We initially approached the problem using all the pre-processed original features. We used the basic machine learning models such as Decision Tree Classifier, K-Neighbour Classifier and Naïve Bayes Classifier. We split the dataset to 5 folds and trained these models and obtained a maximum accuracy around 80.8%. We used it as out base score to be improved by other means. We then engineered some features as mentioned in the previous section and based on the Pearson Correlation we selected the most important features for training. We moved to Gradient Boosting Decision Tree algorithms where we tried LightGBM, CATBoost and XGBoost algorithms. We used 80% of the data to train the models and the remaining to validate them. With LightGBM we achieved a maximum validation score of 81.772% and 83.152% with CATBoost(sub3.csv). We also tried Dense Neural Network with 13 layers and dropout layers. We used Adam optimizer with a learning rate of 0.0001 to be decayed during the training. The model achieved an accuracy of 81.81% on validation(sub9.csv). As the final model, we selected the model based on XGBoost Algorithm, which is an ensemble learning method which fit the data to multiple tree structures sequentially and boost significant features and dropping less significant features circularly. We used Grid Search algorithm to optimize the hyperparameters including learning rate, maximum depth of a tree and L1 regularization term on weights. We achieved an accuracy on the validation set of 82.896% and 82.466% on the test set(subtest1.csv).
Model | Accuracy | Precision | Recall | F1 Score | ROC |
---|---|---|---|---|---|
XG Boost | 0.828958 | 0.711957 | 0.372512 | 0.48911 | 0.665028 |
The main business problem we are trying to capture through this is to identify the clients who are likely to default the credit card payments which would ultimately result in loss of key clients as well as profit for the credit offering institutes specifically the banks.

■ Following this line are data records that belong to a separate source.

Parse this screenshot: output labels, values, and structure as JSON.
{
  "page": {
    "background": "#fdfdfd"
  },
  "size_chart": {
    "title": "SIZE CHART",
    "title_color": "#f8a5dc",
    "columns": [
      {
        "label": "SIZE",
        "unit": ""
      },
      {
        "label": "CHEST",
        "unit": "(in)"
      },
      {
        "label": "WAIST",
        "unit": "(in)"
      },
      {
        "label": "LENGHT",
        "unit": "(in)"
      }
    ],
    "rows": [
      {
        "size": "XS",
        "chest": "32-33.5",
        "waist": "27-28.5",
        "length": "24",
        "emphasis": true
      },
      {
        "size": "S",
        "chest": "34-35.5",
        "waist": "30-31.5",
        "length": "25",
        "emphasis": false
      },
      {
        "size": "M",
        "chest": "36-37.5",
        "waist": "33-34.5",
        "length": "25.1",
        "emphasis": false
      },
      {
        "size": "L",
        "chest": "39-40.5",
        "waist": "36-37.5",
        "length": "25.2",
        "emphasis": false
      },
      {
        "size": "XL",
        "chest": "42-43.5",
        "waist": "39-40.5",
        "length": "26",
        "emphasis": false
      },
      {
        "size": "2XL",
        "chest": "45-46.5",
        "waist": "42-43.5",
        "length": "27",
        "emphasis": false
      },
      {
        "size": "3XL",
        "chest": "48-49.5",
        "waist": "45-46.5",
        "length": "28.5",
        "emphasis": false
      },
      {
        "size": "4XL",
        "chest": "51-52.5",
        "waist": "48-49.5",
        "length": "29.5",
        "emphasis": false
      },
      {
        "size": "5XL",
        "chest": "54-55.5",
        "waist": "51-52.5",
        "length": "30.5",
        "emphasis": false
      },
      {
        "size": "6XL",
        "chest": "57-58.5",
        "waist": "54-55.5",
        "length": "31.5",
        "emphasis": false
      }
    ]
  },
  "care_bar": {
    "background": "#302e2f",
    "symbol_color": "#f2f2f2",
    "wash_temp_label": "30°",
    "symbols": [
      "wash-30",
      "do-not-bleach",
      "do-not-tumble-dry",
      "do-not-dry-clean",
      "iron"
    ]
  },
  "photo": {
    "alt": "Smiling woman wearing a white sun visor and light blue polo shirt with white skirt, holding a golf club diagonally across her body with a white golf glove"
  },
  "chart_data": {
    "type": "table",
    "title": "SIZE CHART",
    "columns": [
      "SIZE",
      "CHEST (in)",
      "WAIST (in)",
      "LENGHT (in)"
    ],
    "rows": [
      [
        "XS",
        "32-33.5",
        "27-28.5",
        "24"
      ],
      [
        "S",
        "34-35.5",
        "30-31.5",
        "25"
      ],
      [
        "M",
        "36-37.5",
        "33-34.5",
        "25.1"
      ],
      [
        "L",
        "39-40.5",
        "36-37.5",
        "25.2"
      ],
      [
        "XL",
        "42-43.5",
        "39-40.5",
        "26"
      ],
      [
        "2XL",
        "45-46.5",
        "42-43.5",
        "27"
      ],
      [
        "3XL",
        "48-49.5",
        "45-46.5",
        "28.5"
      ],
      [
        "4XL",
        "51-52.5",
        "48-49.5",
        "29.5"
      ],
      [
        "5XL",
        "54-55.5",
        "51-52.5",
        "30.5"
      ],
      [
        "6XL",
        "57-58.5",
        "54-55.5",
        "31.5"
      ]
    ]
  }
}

Even though there is no strong correlation between the Gender, Education Level and the Default of Credit card payment, we saw that a higher proportion of High Schoolers and Graduates default in credit payment. Lack of analysis on the category Others under the Educational Level would cause a great loss for the banks as a significant portion of that category can be seen defaulting the credit card payment. The collected data do not have the status of the employment which is one crucial factor in deciding whether the client is capable of paying the credit amounts used each month. We interpreted the PAY_X values as how the clients have made the due payments for the credit they have used. We saw that most of the defaulted clients tend to have prolonged payment periods where they take more than 1 months to settle their credit limit.
Based on the above specifications we analyzed with the provided dataset the following are some of the actions that we would like to suggest.
We suggest that the banks to sub categorize and analyze the Other category under the Educational Level so that better analysis can be made. We also suggest following a system that reflects the client’s ability to pay when providing the credit limits. It is our view that providing a monthly limit of 100K for especially High Schoolers bears a greater risk of defaulting the credit card payments. Banks should analyze the client's employment status and update them on quarterly or yearly basis. We also suggest to closely monitor the important customers through follow-ups when the clients fall due more than 1 month and gain a mutual solution. This can be done for less important customers like High Schoolers as well but the befits of doing so should outweigh the cost of doing it.
This would be our business insight on the problem of credit card payment defaults based on the given data.